この言葉も、1996〜7年頃には既にあったような気がします。

「eラーニング 歴史」で検索してみたのですが、今一つはっきりしません。
http://www.netlearning.co.jp/hojin/colum/colum002.html
http://www.humanvalue.co.jp/houkoku/hvdr/vol3/hvdr_vol3_1.htm#elreki
Posted by NISHIO at 2006年03月25日 03:53
当初の私の文章では「eラーニング」がなかったのですが、あらためて「デイリー新語辞典」を検索すると、ちゃんとありました。列挙した単語の中に追加しておきました。

見出しの表記が「e-」でなかったために、検索もれが起こったものです。こういう点、紙ではない「e-dictionary」(?)は不便です。あらためて検索し直したところ、抜けていたのは「eラーニング」だけのようです。

eラーニングは、当初「WBTという言葉が一般的だった」のが、「ブレイクは、1999年の春にやってきた」(上にご紹介のあった、ネットラーニングのホームページ)とのことですね。この文章からは、「eラーニング」がことばとして爆発的に広まったのは1999年のように読めます。

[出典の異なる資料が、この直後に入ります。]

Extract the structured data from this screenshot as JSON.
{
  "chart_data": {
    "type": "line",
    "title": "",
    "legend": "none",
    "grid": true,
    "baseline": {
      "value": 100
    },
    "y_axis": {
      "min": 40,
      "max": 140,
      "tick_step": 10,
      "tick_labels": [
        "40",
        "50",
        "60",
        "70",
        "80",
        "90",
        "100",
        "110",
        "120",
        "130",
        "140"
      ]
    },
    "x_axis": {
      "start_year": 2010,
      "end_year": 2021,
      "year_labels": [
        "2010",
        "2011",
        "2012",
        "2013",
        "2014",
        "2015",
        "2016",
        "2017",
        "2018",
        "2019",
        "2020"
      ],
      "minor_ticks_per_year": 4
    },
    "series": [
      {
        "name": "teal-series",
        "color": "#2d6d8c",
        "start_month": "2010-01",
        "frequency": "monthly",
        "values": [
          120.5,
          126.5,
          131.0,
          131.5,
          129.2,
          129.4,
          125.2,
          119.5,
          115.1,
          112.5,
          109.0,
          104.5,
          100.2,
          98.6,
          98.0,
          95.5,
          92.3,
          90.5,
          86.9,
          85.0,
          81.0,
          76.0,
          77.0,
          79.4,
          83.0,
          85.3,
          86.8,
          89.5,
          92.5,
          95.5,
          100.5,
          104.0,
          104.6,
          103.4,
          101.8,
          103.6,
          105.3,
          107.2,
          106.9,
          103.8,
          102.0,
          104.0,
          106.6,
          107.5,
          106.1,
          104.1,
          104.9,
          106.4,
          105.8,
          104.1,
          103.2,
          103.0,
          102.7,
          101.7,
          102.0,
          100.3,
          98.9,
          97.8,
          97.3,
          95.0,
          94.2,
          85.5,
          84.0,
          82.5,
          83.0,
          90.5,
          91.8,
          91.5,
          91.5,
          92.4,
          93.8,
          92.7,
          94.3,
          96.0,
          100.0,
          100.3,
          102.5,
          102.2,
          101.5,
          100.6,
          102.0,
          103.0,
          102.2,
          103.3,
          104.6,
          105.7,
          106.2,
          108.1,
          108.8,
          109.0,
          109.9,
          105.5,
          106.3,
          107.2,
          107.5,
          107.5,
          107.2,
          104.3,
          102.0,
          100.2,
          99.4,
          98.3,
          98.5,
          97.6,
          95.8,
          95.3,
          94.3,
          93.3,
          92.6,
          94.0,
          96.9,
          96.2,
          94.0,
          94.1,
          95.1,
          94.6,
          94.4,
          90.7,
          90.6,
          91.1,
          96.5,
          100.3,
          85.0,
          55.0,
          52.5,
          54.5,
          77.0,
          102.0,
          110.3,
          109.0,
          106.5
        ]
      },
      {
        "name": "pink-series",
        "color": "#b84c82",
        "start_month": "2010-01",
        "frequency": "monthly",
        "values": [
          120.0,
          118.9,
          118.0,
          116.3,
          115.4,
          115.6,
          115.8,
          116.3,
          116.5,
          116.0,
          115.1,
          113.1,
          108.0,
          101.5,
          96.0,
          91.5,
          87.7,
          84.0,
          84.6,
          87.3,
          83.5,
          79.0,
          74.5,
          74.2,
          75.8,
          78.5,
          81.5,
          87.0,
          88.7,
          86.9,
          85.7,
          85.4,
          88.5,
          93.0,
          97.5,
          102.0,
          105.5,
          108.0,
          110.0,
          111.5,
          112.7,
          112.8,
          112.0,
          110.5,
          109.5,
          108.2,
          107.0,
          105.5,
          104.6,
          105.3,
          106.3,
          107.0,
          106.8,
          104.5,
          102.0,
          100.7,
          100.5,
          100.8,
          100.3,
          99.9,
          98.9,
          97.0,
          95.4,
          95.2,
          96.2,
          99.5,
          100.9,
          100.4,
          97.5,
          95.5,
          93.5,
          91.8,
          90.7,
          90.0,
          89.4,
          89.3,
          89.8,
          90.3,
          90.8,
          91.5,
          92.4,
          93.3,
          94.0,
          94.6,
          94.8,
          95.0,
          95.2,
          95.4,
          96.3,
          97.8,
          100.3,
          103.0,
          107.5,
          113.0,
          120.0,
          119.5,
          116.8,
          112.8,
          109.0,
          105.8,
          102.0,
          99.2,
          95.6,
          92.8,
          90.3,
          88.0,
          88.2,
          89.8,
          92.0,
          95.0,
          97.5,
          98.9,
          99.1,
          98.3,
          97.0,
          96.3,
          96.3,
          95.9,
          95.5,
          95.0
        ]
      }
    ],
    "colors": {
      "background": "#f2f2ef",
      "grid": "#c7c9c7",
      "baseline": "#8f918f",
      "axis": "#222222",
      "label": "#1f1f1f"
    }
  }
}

1999年は、主要紙に「IT革命」の文字が初めて見える年です(翌年にこの文字が爆発的に増えます)。この風潮に乗って「eなんとか」ということばも多く目にするようになったと記憶します。
Posted by Yeemar at 2006年03月25日 04:46
「eメール」は、当初「電子メール」という表現が主流だったのではないでしょうか?その後、「eメール」になり、「メール」で定着しました。
郵便ではなく、民間会社による「メール便」など「e」の付かない「メール」との区別はどうするのか?と心配しましたが、あまりにも「eメール」の勢力が強いので、現在では特に問題なく「eメール」=「メール」となっているようです。